Stay tuned for ways you can follow the choir’s pilgrimage to England this summer! More than 80 parishioners have been preparing for this triennial endeavor, when the Trinity choir will sing for daily services (twelve Choral Evensongs and two services of Holy Eucharist) at Canterbury Cathedral (July 28-August 3) and St. Paul’s Cathedral, London (August 4-10). These pilgrimages are moments when we explore our Anglican heritage, sing music in the spaces for which they were written, and carry on a centuries-old tradition of daily Evensong. As Morgan notes above, we look forward to sharing these devotions with you during a special Evensong this Sunday, June 8, at 5 pm.

As I asked the choir recently, what if our pilgrimage is also a mission trip?
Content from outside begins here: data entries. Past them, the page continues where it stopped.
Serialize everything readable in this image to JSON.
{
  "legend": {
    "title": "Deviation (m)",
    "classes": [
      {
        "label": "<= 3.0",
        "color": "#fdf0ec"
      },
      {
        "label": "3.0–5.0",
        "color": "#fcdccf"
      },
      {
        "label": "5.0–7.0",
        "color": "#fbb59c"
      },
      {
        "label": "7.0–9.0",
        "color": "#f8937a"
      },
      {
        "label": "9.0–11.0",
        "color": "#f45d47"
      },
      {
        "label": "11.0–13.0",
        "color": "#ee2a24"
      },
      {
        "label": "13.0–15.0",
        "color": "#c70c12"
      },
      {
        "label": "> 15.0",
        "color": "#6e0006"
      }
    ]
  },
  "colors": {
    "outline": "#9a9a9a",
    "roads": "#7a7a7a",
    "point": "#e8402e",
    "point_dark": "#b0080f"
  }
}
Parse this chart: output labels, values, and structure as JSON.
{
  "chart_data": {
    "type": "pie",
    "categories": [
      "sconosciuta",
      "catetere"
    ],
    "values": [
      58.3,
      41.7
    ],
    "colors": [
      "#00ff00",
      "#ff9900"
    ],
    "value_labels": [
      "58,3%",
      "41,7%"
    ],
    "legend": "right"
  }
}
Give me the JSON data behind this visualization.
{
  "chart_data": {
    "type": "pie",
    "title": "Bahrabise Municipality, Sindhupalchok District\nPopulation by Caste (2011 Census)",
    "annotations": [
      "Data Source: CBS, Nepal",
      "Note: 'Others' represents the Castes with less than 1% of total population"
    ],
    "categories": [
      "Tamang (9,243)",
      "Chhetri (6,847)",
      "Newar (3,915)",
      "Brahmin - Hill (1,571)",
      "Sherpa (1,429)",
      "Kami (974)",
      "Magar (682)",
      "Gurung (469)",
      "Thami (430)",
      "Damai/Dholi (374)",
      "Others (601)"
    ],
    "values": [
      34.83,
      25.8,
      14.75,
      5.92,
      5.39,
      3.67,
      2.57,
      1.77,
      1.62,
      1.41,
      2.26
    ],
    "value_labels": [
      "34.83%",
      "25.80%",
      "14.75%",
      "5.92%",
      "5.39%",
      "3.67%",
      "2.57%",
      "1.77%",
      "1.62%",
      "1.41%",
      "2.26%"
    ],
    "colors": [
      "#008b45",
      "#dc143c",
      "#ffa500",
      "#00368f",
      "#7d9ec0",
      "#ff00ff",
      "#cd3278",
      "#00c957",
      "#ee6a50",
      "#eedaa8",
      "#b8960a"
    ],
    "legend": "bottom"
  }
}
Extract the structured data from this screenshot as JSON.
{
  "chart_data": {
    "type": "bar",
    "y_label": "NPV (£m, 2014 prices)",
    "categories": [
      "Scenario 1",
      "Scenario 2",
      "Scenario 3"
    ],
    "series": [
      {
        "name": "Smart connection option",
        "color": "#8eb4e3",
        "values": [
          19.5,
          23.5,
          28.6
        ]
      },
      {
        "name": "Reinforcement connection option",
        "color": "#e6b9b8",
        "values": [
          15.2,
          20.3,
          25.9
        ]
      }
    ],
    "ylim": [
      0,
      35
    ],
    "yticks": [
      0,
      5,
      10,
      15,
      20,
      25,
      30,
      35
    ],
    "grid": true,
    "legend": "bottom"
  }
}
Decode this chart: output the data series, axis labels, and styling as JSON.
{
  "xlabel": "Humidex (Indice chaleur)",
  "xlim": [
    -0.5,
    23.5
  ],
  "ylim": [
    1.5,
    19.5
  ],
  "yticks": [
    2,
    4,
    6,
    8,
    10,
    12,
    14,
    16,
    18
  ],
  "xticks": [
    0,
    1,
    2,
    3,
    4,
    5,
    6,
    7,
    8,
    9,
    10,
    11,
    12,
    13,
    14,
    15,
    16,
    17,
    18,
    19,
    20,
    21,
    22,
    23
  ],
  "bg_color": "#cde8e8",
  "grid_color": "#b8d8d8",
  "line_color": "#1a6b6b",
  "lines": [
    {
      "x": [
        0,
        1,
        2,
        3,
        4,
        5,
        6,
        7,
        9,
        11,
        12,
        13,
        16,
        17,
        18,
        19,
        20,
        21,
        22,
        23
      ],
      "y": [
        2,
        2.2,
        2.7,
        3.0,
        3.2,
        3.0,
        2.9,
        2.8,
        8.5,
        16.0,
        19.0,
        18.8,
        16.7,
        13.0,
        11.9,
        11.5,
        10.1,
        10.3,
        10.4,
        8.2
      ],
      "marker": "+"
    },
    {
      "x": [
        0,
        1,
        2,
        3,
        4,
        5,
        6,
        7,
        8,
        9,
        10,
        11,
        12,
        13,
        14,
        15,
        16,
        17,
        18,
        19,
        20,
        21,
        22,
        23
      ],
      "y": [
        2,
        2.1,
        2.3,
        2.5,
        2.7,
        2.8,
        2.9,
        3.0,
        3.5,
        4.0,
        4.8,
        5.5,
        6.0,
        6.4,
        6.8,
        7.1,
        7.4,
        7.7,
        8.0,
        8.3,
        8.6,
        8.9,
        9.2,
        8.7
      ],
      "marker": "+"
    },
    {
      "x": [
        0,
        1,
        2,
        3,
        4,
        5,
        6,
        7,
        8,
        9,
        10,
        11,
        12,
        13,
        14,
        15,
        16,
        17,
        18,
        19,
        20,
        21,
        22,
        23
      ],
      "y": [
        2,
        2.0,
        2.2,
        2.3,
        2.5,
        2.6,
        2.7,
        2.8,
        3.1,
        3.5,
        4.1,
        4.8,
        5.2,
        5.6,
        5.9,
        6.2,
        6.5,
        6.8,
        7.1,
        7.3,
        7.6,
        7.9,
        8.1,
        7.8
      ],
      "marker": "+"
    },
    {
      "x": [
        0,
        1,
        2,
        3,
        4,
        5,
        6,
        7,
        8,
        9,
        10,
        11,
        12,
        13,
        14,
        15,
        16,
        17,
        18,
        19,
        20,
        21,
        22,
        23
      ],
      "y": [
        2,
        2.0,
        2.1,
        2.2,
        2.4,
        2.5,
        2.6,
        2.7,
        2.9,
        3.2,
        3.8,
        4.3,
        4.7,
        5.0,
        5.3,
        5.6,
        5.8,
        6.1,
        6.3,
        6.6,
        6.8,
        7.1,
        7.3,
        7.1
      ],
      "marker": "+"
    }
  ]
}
The Trinity chancel houses one of the largest church choirs in the Anglican Communion each Sunday morning. We comprise singers ages 8-80+ representing many kinds of diversity, and we enjoy singing an unusually broad range of choral repertoire. We are very blessed to call the Anglican musical tradition our own, but we at Trinity do things quite differently from the typical English cathedral choir. Taken from an anthem by Jake Runestad, sung on Maundy Thursday, “let our love be heard.”

Soon after our return is the beginning of the 25-26 program year, bringing a fresh playlist to Copley Square: a new Requiem Mass for All Souls’ Day with orchestra, Bach’s Magnificat, a concert in collaboration with The Museum of Science of the film score from the movie “Interstellar” by Hans Zimmer, and much more.

Whether your summer playlist is Bach or yacht rock, may your months ahead be full of musical refreshment!